Query-Time Rows Retrieval¶
In query-time rows retrieval, we embed the rows of each table, resulting in one index per table.
from llama_index.core.schema import TextNode
with engine.connect() as connection:
results = connection.execute(stmt).fetchall()
city_nodes = [TextNode(text=str(t)) for t in results]
city_rows_index = VectorStoreIndex(
city_nodes, embed_model=OpenAIEmbedding(model="text-embedding-3-small")
)
city_rows_retriever = city_rows_index.as_retriever(similarity_top_k=1)
city_rows_retriever.retrieve("US")
[NodeWithScore(node=TextNode(id_='8ae10176-afd8-40ee-a97b-b24f66235489', embedding=None, metadata={}, excluded_embed_metadata_keys=[], excluded_llm_metadata_keys=[], relationships={}, metadata_template='{key}: {value}', metadata_separator='\n', text="('Chicago', 2679000, 'United States')", mimetype='text/plain', start_char_idx=None, end_char_idx=None, metadata_seperator='\n', text_template='{metadata_str}\n\n{content}'), score=0.7843469586763699)]
Then, the rows retriever of each table can be provided to the SQLTableRetrieverQueryEngine.
rows_retrievers = {
"city_stats": city_rows_retriever,
}
query_engine = SQLTableRetrieverQueryEngine(
sql_database,
obj_index.as_retriever(similarity_top_k=1),
rows_retrievers=rows_retrievers,
)
During querying, the row retrievers are used to identify the rows most semantically similar to the input query. These retrieved rows are then incorporated as context to enhance the performance of the text-to-SQL generation.
response = query_engine.query("How many cities are in the US?")
display(Markdown(f"<b>{response}</b>"))
There are 2 cities in the United States according to the data in the city_stats table.
Query-Time Columns Retrieval¶
While query-time row retrieval enhances text-to-SQL generation, it embeds each row individually, even when many rows share repeated values—such as those in categorical. This can lead to token inefficiency and unnecessary overhead. Moreover, in tables with a large number of columns, the retriever may surface only a subset of relevant values, potentially omitting others that are important for accurate query generation.

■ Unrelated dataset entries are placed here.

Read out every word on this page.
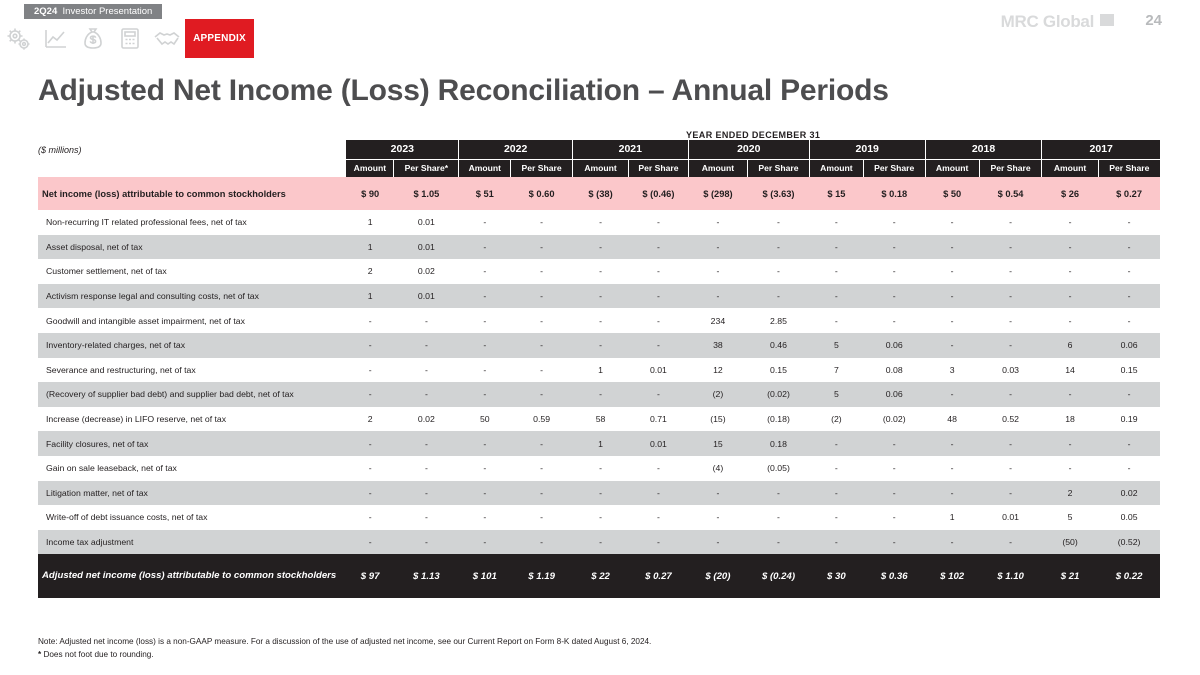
2Q24 Investor Presentation
APPENDIX
MRC Global	24
Adjusted Net Income (Loss) Reconciliation – Annual Periods
	YEAR ENDED DECEMBER 31													
($ millions)	2023		2022		2021		2020		2019		2018		2017	
	Amount	Per Share*	Amount	Per Share	Amount	Per Share	Amount	Per Share	Amount	Per Share	Amount	Per Share	Amount	Per Share
Net income (loss) attributable to common stockholders	$ 90	$ 1.05	$ 51	$ 0.60	$ (38)	$ (0.46)	$ (298)	$ (3.63)	$ 15	$ 0.18	$ 50	$ 0.54	$ 26	$ 0.27
Non-recurring IT related professional fees, net of tax	1	0.01	-	-	-	-	-	-	-	-	-	-	-	-
Asset disposal, net of tax	1	0.01	-	-	-	-	-	-	-	-	-	-	-	-
Customer settlement, net of tax	2	0.02	-	-	-	-	-	-	-	-	-	-	-	-
Activism response legal and consulting costs, net of tax	1	0.01	-	-	-	-	-	-	-	-	-	-	-	-
Goodwill and intangible asset impairment, net of tax	-	-	-	-	-	-	234	2.85	-	-	-	-	-	-
Inventory-related charges, net of tax	-	-	-	-	-	-	38	0.46	5	0.06	-	-	6	0.06
Severance and restructuring, net of tax	-	-	-	-	1	0.01	12	0.15	7	0.08	3	0.03	14	0.15
(Recovery of supplier bad debt) and supplier bad debt, net of tax	-	-	-	-	-	-	(2)	(0.02)	5	0.06	-	-	-	-
Increase (decrease) in LIFO reserve, net of tax	2	0.02	50	0.59	58	0.71	(15)	(0.18)	(2)	(0.02)	48	0.52	18	0.19
Facility closures, net of tax	-	-	-	-	1	0.01	15	0.18	-	-	-	-	-	-
Gain on sale leaseback, net of tax	-	-	-	-	-	-	(4)	(0.05)	-	-	-	-	-	-
Litigation matter, net of tax	-	-	-	-	-	-	-	-	-	-	-	-	2	0.02
Write-off of debt issuance costs, net of tax	-	-	-	-	-	-	-	-	-	-	1	0.01	5	0.05
Income tax adjustment	-	-	-	-	-	-	-	-	-	-	-	-	(50)	(0.52)
Adjusted net income (loss) attributable to common stockholders	$ 97	$ 1.13	$ 101	$ 1.19	$ 22	$ 0.27	$ (20)	$ (0.24)	$ 30	$ 0.36	$ 102	$ 1.10	$ 21	$ 0.22
Note: Adjusted net income (loss) is a non-GAAP measure. For a discussion of the use of adjusted net income, see our Current Report on Form 8-K dated August 6, 2024.
* Does not foot due to rounding.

To address this issue, query-time column retrieval can be used. This approach indexes each distinct value within selected columns, creating a separate index for each column in the table.
city_cols_retrievers = {}
for column_name in ["city_name", "country"]:
stmt = select(city_stats_table.c[column_name]).distinct()
with engine.connect() as connection:
values = connection.execute(stmt).fetchall()
nodes = [TextNode(text=t[0]) for t in values]
column_index = VectorStoreIndex(
nodes, embed_model=OpenAIEmbedding(model="text-embedding-3-small")
)
column_retriever = column_index.as_retriever(similarity_top_k=1)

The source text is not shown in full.